Selon plusieurs diplomates, les négociations entre Américains et Russes sont dans l'impasse.

L'adoption de cette résolution bute sur l'inscription ou non du texte sous le chapitre VII de la Charte des Nations unies, qui permet d'envisager des mesures coercitives.

«Les détails sur la manière de procéder au désarmement font grosso modo l'objet d'un accord, mais tout bute sur les moyens de le faire appliquer», a expliqué à l'AFP un diplomate à l'ONU. Dans ces conditions, a-t-il ajouté, «un vote au Conseil de sécurité cette semaine semble improbable».

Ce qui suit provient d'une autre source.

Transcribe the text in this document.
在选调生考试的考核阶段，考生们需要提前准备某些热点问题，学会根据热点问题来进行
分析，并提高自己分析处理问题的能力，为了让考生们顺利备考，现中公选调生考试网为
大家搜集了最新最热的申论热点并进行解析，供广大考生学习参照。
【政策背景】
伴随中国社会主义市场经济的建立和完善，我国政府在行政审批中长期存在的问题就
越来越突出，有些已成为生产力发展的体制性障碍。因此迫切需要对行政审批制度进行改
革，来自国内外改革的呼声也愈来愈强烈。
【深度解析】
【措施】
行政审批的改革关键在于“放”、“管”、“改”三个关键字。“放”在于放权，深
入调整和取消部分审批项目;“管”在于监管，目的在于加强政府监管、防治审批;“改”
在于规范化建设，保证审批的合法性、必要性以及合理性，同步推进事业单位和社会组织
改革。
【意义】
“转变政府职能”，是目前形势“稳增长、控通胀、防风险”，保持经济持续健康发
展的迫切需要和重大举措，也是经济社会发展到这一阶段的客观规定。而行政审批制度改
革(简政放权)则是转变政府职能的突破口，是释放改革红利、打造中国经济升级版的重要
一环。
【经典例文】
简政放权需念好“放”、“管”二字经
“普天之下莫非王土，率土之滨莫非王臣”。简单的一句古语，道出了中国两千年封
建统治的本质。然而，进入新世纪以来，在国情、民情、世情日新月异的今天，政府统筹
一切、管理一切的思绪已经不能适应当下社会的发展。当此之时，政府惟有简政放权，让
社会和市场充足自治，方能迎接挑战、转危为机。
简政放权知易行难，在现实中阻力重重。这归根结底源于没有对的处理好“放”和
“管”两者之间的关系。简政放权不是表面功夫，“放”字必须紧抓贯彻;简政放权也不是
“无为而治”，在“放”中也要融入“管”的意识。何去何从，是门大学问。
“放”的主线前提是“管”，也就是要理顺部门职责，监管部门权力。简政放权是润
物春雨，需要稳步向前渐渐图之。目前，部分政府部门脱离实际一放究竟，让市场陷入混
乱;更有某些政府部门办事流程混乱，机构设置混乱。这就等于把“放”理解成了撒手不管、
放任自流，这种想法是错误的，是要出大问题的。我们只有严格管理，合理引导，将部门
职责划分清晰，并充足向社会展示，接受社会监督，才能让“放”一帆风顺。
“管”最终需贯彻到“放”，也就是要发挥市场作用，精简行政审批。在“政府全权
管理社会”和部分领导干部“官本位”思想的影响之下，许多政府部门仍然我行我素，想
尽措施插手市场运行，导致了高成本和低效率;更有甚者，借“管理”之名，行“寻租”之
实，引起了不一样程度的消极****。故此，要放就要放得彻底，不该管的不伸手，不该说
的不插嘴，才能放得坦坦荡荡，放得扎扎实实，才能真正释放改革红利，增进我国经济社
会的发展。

Le ministre français des Affaires étrangères Laurent Fabius a estimé lundi possible de parvenir cette semaine à une résolution de l'ONU encadrant le désarmement chimique en Syrie, malgré les fortes objections russes.

La journée de lundi était par ailleurs consacrée à des réunions à haut niveau sur les moyens de ramener la paix en République démocratique du Congo (RDC).

Dans l'est de la RDC riche en ressources minières s'affrontent l'armée congolaise, soutenue par les Casques bleus de la Monusco (Mission de l'ONU), et les rebelles du mouvement M23. Les civils, chassés de leurs foyers et victimes d'exactions, sont les principales victimes de ces combats. Les rebelles ont reculé fin août, mais continuent de menacer Goma, la capitale provinciale.

L'émissaire de l'ONU pour les Grands Lacs Mary Robinson devait réunir dans la journée des ministres des grandes puissances et des pays de la région, qui avaient signé en février à Addis Abeba un accord-cadre censé pacifier la RDC.